Page MenuHomePhabricator

Maybe revisit our strategy for selecting the language of a lexeme
Open, LowPublic

Description

Description

When we map from a lexeme from Wikidata to an instance of Z6005 / Wikidata lexeme, we need to determine the relevant language, as a ZObject of type Z60. The language field of a lexeme from Wikidata contains a QID. Because there's no perfect mapping from that field to our Z60 instances, and it would be some effort to maintain such a mapping, we currently use a heuristic that we believe will work for the vast majority of lexemes.

However, it might be good to investigate more thoroughly whether this is the best available approach.

This code is in the orchestrator, db.js, getLexemeLanguage.

Desired behavior/Acceptance criteria (returned value, expected error, performance expectations, etc.)

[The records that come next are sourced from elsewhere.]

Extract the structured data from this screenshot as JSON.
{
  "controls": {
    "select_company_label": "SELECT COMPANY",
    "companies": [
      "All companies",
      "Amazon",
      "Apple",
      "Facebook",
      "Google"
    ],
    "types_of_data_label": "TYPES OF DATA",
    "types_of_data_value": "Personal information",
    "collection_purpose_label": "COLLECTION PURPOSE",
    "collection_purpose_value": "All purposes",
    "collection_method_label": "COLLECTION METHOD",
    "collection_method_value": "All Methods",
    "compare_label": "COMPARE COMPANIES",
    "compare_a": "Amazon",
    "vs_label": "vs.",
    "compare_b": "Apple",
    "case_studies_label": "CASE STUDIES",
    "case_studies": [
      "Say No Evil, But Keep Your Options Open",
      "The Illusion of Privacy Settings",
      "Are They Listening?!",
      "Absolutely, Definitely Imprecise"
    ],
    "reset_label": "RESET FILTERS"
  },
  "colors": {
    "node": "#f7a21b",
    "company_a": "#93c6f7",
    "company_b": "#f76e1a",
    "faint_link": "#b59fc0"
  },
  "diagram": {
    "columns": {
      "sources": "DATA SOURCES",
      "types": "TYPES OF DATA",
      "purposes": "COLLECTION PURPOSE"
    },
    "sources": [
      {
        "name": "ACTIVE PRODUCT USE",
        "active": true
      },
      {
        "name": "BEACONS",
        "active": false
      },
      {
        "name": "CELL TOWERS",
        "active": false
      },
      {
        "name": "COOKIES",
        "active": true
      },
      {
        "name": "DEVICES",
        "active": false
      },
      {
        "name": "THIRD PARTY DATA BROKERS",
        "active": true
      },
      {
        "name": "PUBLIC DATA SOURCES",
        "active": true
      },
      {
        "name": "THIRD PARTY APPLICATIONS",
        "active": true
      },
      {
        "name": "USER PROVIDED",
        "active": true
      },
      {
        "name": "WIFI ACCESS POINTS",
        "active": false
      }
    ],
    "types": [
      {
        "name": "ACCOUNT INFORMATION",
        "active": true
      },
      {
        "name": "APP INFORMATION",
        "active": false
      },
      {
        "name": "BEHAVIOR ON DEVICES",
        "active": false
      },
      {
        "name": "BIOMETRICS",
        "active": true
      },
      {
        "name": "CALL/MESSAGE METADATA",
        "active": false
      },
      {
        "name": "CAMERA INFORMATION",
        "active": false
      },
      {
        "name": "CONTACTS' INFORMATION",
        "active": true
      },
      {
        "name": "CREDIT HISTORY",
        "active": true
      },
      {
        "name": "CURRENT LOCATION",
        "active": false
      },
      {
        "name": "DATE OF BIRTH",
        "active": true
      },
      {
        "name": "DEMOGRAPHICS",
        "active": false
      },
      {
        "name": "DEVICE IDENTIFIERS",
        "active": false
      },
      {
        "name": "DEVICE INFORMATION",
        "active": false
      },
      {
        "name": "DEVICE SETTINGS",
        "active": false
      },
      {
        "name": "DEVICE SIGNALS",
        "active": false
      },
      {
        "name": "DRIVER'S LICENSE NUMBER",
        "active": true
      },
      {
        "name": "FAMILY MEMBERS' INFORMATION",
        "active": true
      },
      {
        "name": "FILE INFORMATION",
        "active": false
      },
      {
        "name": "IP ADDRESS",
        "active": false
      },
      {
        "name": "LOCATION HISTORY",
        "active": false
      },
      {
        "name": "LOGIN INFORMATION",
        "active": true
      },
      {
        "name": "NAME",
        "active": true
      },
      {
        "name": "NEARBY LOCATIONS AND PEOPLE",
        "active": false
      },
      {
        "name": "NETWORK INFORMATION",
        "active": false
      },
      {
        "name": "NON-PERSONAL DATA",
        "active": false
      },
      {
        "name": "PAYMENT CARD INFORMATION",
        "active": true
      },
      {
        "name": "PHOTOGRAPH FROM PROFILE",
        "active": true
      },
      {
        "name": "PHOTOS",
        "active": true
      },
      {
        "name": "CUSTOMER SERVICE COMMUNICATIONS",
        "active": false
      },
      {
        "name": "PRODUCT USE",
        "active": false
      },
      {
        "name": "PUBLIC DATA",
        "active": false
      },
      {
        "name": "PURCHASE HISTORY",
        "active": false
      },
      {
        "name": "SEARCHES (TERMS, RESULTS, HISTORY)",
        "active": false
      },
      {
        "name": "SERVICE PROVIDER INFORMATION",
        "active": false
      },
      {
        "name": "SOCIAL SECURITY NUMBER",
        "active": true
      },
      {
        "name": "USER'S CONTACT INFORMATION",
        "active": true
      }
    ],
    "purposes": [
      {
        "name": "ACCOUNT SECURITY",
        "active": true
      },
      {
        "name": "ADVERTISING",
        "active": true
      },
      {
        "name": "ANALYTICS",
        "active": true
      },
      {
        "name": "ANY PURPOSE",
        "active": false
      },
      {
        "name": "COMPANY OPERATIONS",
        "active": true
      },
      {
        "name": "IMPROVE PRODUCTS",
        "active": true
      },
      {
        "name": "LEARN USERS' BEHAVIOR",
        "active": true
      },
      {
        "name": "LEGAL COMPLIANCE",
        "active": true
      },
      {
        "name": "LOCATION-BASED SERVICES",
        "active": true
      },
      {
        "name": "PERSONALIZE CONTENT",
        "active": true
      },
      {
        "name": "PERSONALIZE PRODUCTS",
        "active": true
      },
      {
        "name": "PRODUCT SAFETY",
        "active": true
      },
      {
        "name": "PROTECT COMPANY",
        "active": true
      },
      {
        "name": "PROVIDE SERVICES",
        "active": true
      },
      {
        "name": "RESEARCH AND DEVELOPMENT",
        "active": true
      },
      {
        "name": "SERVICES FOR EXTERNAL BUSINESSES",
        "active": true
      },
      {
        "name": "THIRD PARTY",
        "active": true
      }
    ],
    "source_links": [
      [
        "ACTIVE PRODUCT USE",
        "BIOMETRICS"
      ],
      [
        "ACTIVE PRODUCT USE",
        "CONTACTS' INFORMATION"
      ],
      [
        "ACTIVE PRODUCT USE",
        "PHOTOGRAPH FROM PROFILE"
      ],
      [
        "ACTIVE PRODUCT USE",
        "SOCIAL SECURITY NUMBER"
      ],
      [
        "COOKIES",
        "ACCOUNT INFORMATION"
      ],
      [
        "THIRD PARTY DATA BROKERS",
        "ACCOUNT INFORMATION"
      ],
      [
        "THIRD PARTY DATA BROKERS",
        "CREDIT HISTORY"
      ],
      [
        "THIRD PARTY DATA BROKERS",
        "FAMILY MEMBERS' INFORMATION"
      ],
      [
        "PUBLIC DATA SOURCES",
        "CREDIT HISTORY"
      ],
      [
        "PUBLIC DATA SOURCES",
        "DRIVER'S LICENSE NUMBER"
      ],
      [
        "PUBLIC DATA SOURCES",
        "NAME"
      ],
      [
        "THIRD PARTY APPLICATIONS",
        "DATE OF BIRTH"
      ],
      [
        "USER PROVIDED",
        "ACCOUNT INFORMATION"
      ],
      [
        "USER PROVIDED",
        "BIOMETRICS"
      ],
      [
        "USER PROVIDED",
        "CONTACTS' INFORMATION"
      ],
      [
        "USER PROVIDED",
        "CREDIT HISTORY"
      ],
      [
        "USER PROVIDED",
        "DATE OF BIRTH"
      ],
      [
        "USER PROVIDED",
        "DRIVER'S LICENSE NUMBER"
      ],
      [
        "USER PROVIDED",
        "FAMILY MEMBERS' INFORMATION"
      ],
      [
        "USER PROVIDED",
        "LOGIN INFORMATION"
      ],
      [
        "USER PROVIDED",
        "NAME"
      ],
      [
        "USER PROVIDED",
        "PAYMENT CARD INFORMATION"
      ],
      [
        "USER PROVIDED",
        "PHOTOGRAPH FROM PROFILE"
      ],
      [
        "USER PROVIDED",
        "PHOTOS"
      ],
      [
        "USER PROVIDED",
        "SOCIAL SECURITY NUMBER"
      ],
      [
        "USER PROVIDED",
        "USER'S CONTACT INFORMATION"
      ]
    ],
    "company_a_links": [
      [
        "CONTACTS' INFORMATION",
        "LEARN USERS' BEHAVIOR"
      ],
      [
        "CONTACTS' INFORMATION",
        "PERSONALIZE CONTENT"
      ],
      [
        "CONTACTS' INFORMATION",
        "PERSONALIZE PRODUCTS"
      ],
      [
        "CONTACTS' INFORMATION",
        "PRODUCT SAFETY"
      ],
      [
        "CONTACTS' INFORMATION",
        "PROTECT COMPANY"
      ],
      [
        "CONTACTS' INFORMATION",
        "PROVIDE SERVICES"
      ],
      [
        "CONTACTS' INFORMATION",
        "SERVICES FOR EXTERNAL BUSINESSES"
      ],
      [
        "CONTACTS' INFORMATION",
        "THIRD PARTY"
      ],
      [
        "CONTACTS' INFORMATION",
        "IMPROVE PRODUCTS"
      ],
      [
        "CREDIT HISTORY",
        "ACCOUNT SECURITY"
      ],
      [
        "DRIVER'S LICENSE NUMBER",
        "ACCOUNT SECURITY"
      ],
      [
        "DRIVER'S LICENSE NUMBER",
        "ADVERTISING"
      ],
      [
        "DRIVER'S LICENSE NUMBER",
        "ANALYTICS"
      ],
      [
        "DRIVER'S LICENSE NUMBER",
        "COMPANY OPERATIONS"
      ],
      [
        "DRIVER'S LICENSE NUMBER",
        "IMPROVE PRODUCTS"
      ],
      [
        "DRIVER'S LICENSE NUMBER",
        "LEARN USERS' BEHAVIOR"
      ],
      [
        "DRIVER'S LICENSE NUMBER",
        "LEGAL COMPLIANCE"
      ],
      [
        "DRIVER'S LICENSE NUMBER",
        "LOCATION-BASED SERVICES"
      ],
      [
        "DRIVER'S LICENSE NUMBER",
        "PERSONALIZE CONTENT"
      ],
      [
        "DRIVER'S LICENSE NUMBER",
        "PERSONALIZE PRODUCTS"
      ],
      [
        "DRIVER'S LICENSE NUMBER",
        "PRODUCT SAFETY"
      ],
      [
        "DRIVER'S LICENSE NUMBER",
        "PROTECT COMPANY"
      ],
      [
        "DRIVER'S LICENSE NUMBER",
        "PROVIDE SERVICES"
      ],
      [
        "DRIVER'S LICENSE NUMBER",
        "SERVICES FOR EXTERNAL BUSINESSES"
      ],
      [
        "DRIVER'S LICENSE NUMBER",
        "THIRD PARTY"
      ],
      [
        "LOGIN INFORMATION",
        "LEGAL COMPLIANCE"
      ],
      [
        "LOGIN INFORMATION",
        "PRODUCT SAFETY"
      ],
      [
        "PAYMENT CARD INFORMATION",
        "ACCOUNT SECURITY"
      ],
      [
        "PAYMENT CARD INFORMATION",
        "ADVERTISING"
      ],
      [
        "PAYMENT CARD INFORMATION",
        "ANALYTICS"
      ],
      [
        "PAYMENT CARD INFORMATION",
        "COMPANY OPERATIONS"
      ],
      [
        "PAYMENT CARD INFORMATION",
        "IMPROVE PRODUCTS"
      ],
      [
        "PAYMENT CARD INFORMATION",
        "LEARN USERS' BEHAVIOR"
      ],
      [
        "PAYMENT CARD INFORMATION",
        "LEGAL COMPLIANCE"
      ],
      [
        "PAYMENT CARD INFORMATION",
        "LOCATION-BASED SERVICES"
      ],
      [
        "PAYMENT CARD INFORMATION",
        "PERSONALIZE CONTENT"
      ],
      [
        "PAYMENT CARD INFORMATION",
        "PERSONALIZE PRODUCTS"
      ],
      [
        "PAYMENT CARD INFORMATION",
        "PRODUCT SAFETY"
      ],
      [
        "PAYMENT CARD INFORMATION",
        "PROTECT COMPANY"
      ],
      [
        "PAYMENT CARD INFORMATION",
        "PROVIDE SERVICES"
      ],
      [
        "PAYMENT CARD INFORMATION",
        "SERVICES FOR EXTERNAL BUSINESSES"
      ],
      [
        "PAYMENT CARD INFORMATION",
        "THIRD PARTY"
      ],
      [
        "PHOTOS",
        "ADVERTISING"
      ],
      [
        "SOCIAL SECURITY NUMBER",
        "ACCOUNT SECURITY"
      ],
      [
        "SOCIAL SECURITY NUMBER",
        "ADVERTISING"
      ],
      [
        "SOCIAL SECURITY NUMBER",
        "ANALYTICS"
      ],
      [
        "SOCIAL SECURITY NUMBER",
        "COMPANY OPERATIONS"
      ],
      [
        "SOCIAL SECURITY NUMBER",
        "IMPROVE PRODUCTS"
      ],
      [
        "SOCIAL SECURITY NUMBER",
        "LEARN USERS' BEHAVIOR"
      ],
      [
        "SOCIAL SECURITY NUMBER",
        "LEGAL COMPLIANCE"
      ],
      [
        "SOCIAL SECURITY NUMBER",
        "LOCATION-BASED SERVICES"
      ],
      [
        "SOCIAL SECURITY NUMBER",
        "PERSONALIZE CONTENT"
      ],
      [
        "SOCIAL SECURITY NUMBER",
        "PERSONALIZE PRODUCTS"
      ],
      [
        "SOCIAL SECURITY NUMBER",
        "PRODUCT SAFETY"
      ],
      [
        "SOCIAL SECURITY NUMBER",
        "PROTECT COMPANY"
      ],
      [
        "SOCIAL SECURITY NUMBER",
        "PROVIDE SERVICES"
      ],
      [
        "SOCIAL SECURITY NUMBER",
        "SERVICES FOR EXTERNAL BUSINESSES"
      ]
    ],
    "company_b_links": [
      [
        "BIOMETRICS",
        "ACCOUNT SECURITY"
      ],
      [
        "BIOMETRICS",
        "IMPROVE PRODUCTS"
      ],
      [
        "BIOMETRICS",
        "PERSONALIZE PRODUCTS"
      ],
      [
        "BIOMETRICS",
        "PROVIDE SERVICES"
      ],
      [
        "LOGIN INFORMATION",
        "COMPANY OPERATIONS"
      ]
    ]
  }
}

  • A strategy that selects the most correct Z60/Natural language for the greatest number of lexemes.

Completion checklist

Event Timeline

I believe T344170 would be helpful here.

I agree. Also, Wikidata language QIDs need to be highly stable in the Lexeme space so I’m not convinced that maintaining such a link would require much effort. If it does, I imagine that maintaining it at the language level would require less effort than maintaining it at the Lexeme level and, in practice, I guess we would need to do something anyway!